Je sais, je me suis éloignée quelque peu de mon propos initial qui paraissait si excentrique et qui portait sur le sujet suivant : « faire sa valise ». Pourtant, ce sujet revient périodiquement, et il était à la mode cet été. Les explications qui précèdent nous aideront-elles de savoir qu'il s'inscrit dans une continuité ? nous feront-elles comprendre pourquoi il resurgit ? je le crois. Quand j'assistai à la première convention de l'American Indian Movement qui se tenait à White Oak, en Oklahoma, peu après l'occupation de Wounded Knee, les leaders tenaient des propos enflammés qui se résument ainsi : « Il faut rejeter les Wasichu (les Blancs) à la mer, ils doivent retourner d'où ils viennent. Nous les aiderons à boucler leurs valises afin qu'ils déguerpissent au plus vite ». Poing levé, les participants manifestaient leur assentiment. J'ai pu également assister à des rituels qui s'inspiraient de ceux de la danse des Esprits de 1890. Les chants, la musique, les rythmes transmettaient au rituel un pouvoir hypnotique singulier : on fermait les yeux, et le monde réel n'existait plus. Jusque-là, j'avais beau avoir vécu dans plusieurs communautés autochtones, je n'avais jamais eu l'occasion d'appréhender le sens du mot « Blanc » en tant que signifiant maléfique, malveillant et mauvais. Ce concept pessimiste allait faire son chemin dans l'esprit de Blancs qui formeraient le chœur des flagellants. Et comme il se trouvait là bien peu de « Blancs » à des kilomètres à la ronde, vous imaginez la situation délicate dans laquelle j'eusse pu être. Pourtant, il n'en fut rien, et nul ne devrait s'en étonner. Cette frénésie des mots ne peut s'accompagner de gestes concrets. Irréalisable ! Par contre, si personne ne doute de l'inefficacité pratique de ces mots, il ne faudrait pas mésestimer pour autant leur efficacité symbolique. Tout le problème est là, et c'est la raison pour laquelle on les réentend périodiquement sous une forme ou une autre. Ils peuvent faire sourire, et pourtant ils cachent une intensité dramatique relativement facile à orchestrer d'autant que les Blancs qu'ils visent aiment avoir peur. 

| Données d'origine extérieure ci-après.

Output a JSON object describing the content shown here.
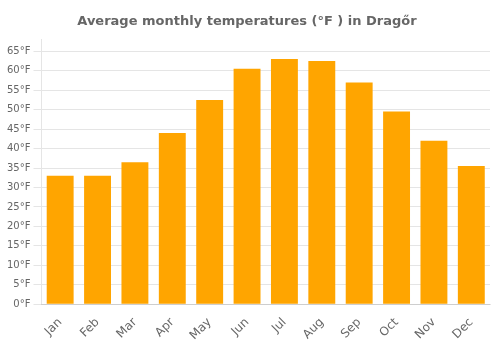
{
  "chart_data": {
    "type": "bar",
    "title": "Average monthly temperatures (°F ) in Dragőr",
    "categories": [
      "Jan",
      "Feb",
      "Mar",
      "Apr",
      "May",
      "Jun",
      "Jul",
      "Aug",
      "Sep",
      "Oct",
      "Nov",
      "Dec"
    ],
    "values": [
      33,
      33,
      36.5,
      44,
      52.5,
      60.5,
      63,
      62.5,
      57,
      49.5,
      42,
      35.5
    ],
    "color": "#FFA500",
    "ylim": [
      0,
      68
    ],
    "yticks": [
      {
        "value": 0,
        "label": "0°F"
      },
      {
        "value": 5,
        "label": "5°F"
      },
      {
        "value": 10,
        "label": "10°F"
      },
      {
        "value": 15,
        "label": "15°F"
      },
      {
        "value": 20,
        "label": "20°F"
      },
      {
        "value": 25,
        "label": "25°F"
      },
      {
        "value": 30,
        "label": "30°F"
      },
      {
        "value": 35,
        "label": "35°F"
      },
      {
        "value": 40,
        "label": "40°F"
      },
      {
        "value": 45,
        "label": "45°F"
      },
      {
        "value": 50,
        "label": "50°F"
      },
      {
        "value": 55,
        "label": "55°F"
      },
      {
        "value": 60,
        "label": "60°F"
      },
      {
        "value": 65,
        "label": "65°F"
      }
    ],
    "grid": true
  }
}
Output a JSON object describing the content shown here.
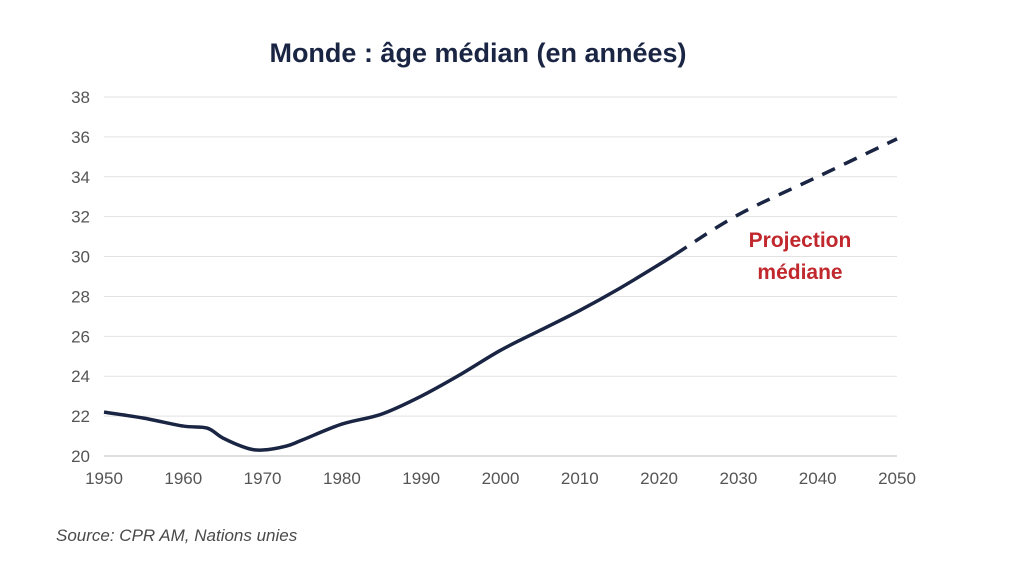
{
  "chart_data": {
    "type": "line",
    "title": "Monde : âge médian (en années)",
    "xlabel": "",
    "ylabel": "",
    "xlim": [
      1950,
      2050
    ],
    "ylim": [
      20,
      38
    ],
    "xticks": [
      1950,
      1960,
      1970,
      1980,
      1990,
      2000,
      2010,
      2020,
      2030,
      2040,
      2050
    ],
    "yticks": [
      20,
      22,
      24,
      26,
      28,
      30,
      32,
      34,
      36,
      38
    ],
    "grid": "horizontal",
    "series": [
      {
        "style": "solid",
        "color": "#1a2544",
        "x": [
          1950,
          1955,
          1960,
          1963,
          1965,
          1968,
          1970,
          1973,
          1975,
          1980,
          1985,
          1990,
          1995,
          2000,
          2005,
          2010,
          2015,
          2020,
          2022
        ],
        "y": [
          22.2,
          21.9,
          21.5,
          21.4,
          20.9,
          20.4,
          20.3,
          20.5,
          20.8,
          21.6,
          22.1,
          23.0,
          24.1,
          25.3,
          26.3,
          27.3,
          28.4,
          29.6,
          30.1
        ]
      },
      {
        "style": "dashed",
        "color": "#1a2544",
        "x": [
          2022,
          2030,
          2040,
          2050
        ],
        "y": [
          30.1,
          32.1,
          34.0,
          35.9
        ]
      }
    ],
    "annotations": [
      {
        "line1": "Projection",
        "line2": "médiane",
        "color": "#c0282d"
      }
    ]
  },
  "source": "Source: CPR AM, Nations unies"
}
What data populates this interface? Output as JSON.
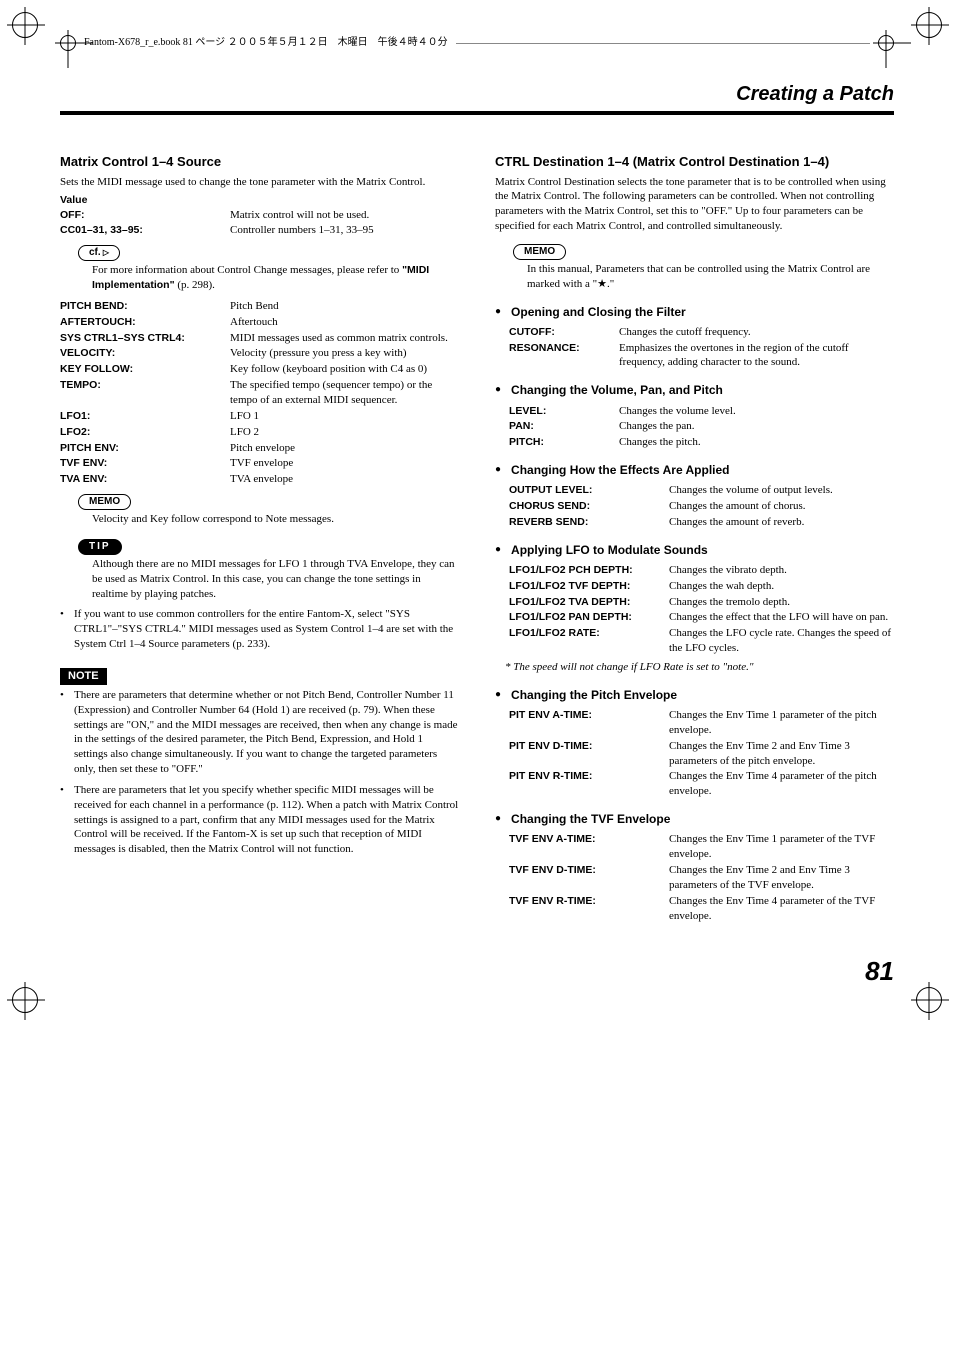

Voyez comment il a été aisé de se jouer des sentiments des Québécois cet été sur la question des revendications territoriales. Un journal anglophone de Toronto -dont les informations furent reprises avec une belle unanimité par les journaux montréalais -, publia un article dans lequel il montrait la part qui serait réservée aux Québécois après un règlement territorial : il ne leur restait plus que la frange littorale du Saint-Laurent, tout le reste disparaissait au profit des autochtones. Adieu la belle province ! Des bruits coururent au sujet de l'île de Montréal que, paraît-il, les Mohawk s'apprêtaient à reprendre sur-le-champ ou en tout cas réclamaient à cor et à cri. À entendre les commentateurs et les auditeurs qui donnaient des coups de téléphone pendant les « talk show » qui se succédaient sans laisser le temps de reprendre son souffle, devrait-on réellement quitter l'île avec armes et bagages ? la « leur » laisser, comme ça, avec toutes ses rues, ses maisons, ses parcs ? Une telle chose était donc possible ? Inutile d'ajouter qu'on entretenait l'équivoque, prenant soin de ne pas expliquer qu'il s'agissait là plutôt d'une métaphore, d'une reconnaissance de dettes. L'imagination, cette folle du logis, battait la campagne. La rumeur s'enflait : les Hurons voulaient l'île d'Orléans, les Montagnais et les Cris le nord du Québec, les Algonquins l'Abitibi. Le Québec réduit à une peau de chagrin : « Si tu me possèdes, tu posséderas tout... » [35]. On a ici un bel exemple de manipulation du Canada anglais qui craint comme le diable la séparation du Québec. Il est quand même étonnant qu'il fasse grand cas des territoires autochtones ici sans devoir faire le même examen chez lui. Cependant, ne nions pas l'évidence : il faut plus d'un partenaire pour se livrer au jeu de la manipulation.

 

Péril en la demeure

 

Mis à part peut-être les autochtones dont la langue seconde est le français, comme les Montagnais, les autres autochtones réalisent non sans déchirement ce que pourrait signifier un Québec indépendant. Qu'ils ne soient pas spontanément séparatistes, qu'ils n'embrassent pas une cause qui ne les concerne guère, c'est parfaitement leur droit. Qui pourrait leur en tenir rigueur ? La possibilité que le Québec se sépare un jour leur apparaît sans doute comme une aberration. Les Mohawk et les Cris voient cette éventualité d'un fort mauvais oeil. Les Cris veulent même faire sécession du Québec. Quant aux Mohawk, ne reconnaissant ni le Canada ni les États-Unis comme leur patrie, l'inscription de leurs réserves dans un Québec séparé est a fortiori impensable. Qu'ils trouvent à cette occasion une oreille fort attentive auprès des anglophones du Canada, et, encore plus, de ceux du Québec et en particulier du parti Égalité, n'a rien de surprenant. Voilà une occasion inespérée pour les anglophones de se faire les champions de la cause autochtone, de parader vêtus du manteau des innocents.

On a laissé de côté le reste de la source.